SAFİR 17. BÖLÜM | Geç

Start from the beginning
                                    

Kuruyan damağımı yumuşatmak için sertçe yutkundum.

"Yanında olmama izin ver."

"Zaten yanımdasın." dediğinde sesinde hala duygudan eser yoktu. Gözlerimin dolmasına engel olamayarak başımı öne düşürdüm. Artık gitmem gerekiyordu ve ona istediğim gibi dokunamamanın ve karşılık alamıyor almanın verdiği hayal kırıklığı Donaldson'a karşı hissettiğim nefretin bile ötesine geçebilirdi.

Kolumdaki saati kontrol edip, büyük bir yenilgiyle ellerimi yüzünden çektim.

Donaldson'ın bu saatte ofisinde olmalıydı ve günlerdir nerede olduğumla ilgili ona iyi bir açıklama borçluydum(!). Kapıya yöneldiğimde gözlerimden bir kaç hayal kırıklığı damlasının akmasına engel olamadım.  Derin bir nefes alarak kapı koluna uzandığımda göz yaşlarımı saran sıcak el, aynı anda kalbimi sarmalamış, beni güvenli topraklarıma taşımıştı.

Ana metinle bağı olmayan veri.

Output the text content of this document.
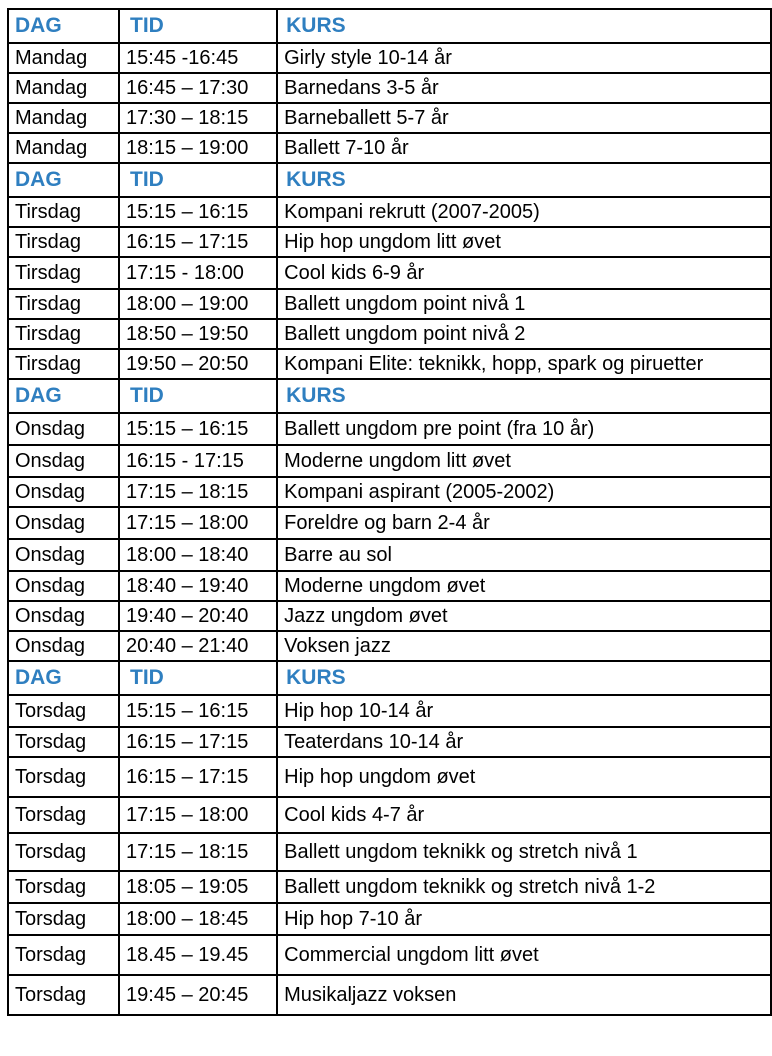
DAG	TID	KURS
Mandag	15:45 -16:45	Girly style 10-14 år
Mandag	16:45 – 17:30	Barnedans 3-5 år
Mandag	17:30 – 18:15	Barneballett 5-7 år
Mandag	18:15 – 19:00	Ballett 7-10 år
DAG	TID	KURS
Tirsdag	15:15 – 16:15	Kompani rekrutt (2007-2005)
Tirsdag	16:15 – 17:15	Hip hop ungdom litt øvet
Tirsdag	17:15 - 18:00	Cool kids 6-9 år
Tirsdag	18:00 – 19:00	Ballett ungdom point nivå 1
Tirsdag	18:50 – 19:50	Ballett ungdom point nivå 2
Tirsdag	19:50 – 20:50	Kompani Elite: teknikk, hopp, spark og piruetter
DAG	TID	KURS
Onsdag	15:15 – 16:15	Ballett ungdom pre point (fra 10 år)
Onsdag	16:15 - 17:15	Moderne ungdom litt øvet
Onsdag	17:15 – 18:15	Kompani aspirant (2005-2002)
Onsdag	17:15 – 18:00	Foreldre og barn 2-4 år
Onsdag	18:00 – 18:40	Barre au sol
Onsdag	18:40 – 19:40	Moderne ungdom øvet
Onsdag	19:40 – 20:40	Jazz ungdom øvet
Onsdag	20:40 – 21:40	Voksen jazz
DAG	TID	KURS
Torsdag	15:15 – 16:15	Hip hop 10-14 år
Torsdag	16:15 – 17:15	Teaterdans 10-14 år
Torsdag	16:15 – 17:15	Hip hop ungdom øvet
Torsdag	17:15 – 18:00	Cool kids 4-7 år
Torsdag	17:15 – 18:15	Ballett ungdom teknikk og stretch nivå 1
Torsdag	18:05 – 19:05	Ballett ungdom teknikk og stretch nivå 1-2
Torsdag	18:00 – 18:45	Hip hop 7-10 år
Torsdag	18.45 – 19.45	Commercial ungdom litt øvet
Torsdag	19:45 – 20:45	Musikaljazz voksen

"Bir daha ağlamayacaktın, Deirdre..." dedi ama sesinde sabit kalan düzlük hala canımı yakıyordu. Başımı biraz daha eğip ona dönmeyi reddettim. Çevik bir hamleyle beni kapıyla arasına sıkıştırdı. Şimdi yüz yüzeydik.

Lacivertlerinde gördüğüm yumuşama içime su serpmişti. Tutuşunun verdiği heyecanla nefessiz bir şekilde ona bakmayı sürdürdüm.

İnce parmaklarıyla itinayla göz çevremi sildikten sonra elini enseme kaydırdı. Bu yavaş, ama iç kavuran hareketiyle nefeslerim hızlanmış, göz bebeklerim büyümüştü. Sabah taktığım küpeyi işaret ederek kulağımdaki hassas noktayı okşadı.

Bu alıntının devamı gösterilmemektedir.